Subcellular localization of hsp following HS. (a) Western blot analysis of hsc and hsp 70 expression following HS (lanes 2); controls are shown in lanes 1. The SPA820 antibody directed against the constitutive hsc 70 cross-reacts with the inducible hsp 70 and recognizes both hsp 70 and hsc 70 (anti-hsc/hsp 70, lane 2 upper panel), whereas the SPA810 antibody only recognizes the inducible hsp 70 (lane 2, lower panel). (b) Western blot analysis of subcellular localization of hsp 70 following HS. HS induced hsp 70 expression in endosomes and lysosomes (lanes 2 and 5).

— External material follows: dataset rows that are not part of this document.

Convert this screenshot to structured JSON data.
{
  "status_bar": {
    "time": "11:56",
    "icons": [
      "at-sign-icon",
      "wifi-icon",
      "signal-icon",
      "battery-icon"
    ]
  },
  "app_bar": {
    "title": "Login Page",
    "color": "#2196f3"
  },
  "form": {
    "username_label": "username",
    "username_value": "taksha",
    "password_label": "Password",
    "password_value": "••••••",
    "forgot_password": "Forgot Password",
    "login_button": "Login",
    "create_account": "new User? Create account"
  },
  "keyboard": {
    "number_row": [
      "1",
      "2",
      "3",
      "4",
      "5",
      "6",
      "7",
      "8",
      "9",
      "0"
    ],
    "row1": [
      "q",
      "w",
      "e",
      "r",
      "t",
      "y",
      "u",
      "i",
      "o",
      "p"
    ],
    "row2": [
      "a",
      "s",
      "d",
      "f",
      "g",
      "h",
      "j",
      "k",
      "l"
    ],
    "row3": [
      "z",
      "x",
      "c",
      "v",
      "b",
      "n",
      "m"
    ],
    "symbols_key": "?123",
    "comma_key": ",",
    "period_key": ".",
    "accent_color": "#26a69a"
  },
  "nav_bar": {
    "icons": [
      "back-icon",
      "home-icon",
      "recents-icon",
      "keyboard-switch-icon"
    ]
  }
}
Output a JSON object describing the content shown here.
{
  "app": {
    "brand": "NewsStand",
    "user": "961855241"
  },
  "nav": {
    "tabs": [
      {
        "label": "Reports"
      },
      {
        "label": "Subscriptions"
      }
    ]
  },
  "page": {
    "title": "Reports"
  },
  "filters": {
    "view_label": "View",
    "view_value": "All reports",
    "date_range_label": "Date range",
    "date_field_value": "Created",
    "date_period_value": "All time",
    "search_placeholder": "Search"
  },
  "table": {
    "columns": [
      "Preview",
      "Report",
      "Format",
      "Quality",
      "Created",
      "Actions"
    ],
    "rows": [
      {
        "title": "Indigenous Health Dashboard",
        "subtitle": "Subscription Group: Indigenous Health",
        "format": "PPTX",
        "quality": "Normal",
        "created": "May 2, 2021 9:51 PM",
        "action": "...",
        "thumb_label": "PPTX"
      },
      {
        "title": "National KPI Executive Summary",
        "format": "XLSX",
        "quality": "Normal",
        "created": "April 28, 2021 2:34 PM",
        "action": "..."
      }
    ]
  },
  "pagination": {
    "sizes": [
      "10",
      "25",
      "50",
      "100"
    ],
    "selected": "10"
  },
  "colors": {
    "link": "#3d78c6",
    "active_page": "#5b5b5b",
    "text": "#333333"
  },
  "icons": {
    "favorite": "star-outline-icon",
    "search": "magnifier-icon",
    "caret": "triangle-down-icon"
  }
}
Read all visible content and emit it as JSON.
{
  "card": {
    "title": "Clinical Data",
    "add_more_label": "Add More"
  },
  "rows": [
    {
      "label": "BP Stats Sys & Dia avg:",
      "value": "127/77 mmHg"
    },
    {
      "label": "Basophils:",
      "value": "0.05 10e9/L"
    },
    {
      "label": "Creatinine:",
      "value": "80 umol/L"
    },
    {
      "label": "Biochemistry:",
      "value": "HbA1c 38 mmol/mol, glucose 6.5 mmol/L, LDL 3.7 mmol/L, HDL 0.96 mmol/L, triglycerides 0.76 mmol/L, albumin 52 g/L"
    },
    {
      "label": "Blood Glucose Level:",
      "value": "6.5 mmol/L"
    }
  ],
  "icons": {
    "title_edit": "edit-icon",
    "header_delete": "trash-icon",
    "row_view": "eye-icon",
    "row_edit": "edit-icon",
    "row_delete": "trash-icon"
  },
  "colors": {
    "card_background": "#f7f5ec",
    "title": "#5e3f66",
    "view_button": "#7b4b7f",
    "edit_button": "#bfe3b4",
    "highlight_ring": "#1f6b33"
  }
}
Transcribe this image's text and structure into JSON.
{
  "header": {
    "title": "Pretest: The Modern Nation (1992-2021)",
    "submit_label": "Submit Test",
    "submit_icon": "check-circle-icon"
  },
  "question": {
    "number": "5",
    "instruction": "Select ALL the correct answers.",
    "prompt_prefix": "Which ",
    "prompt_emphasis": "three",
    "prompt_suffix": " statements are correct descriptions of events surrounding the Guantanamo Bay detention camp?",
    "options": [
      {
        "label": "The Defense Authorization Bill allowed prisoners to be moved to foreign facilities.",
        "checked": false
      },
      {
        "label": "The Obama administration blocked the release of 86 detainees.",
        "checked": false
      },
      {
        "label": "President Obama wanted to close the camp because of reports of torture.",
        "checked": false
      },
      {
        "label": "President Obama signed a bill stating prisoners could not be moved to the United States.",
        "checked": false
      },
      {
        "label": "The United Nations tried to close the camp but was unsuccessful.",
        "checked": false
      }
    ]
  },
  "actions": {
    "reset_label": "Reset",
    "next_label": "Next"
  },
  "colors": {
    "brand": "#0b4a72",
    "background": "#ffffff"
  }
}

This effect was inhibited by actinomycin D (lanes 3 and 6).

Figure 6

Inhibition of HS increases DT proteolysis by antibodies against hsc/hsp 70. SDS–PAGE analysis of DT proteolysis by endosomes and lysosomes from control or heat-shocked cells, performed for 4 hr at 37° in the presence or absence of antibodies against hsc/hsp 70 (SPA820 Ab). Antibodies for hsc/hsp 70 block the increased proteolysis of DT in lysosomes and endosomes from heat-shocked cells (lanes 4 and 8 compared to lanes 3 and 7). Irrelevant antibodies (Irrel. Ab) had no effect on DT proteolysis (lanes 5 and 9). Lane 1: control DT.

Figure 7

DT proteolysis by endosomes/lysosomes from heat-shocked PBM leads to enhanced T-cell proliferation. DT was incubated for 4, 8 or 24 hr in the presence of endosome/lysosome-enriched fractions from PBM that had been exposed or not to HS. The resulting proteolysates were then presented to autologous T cells by formaldehyde-fixed PBM.

Figure 8

Model for antigen processing under stress conditions. See the text.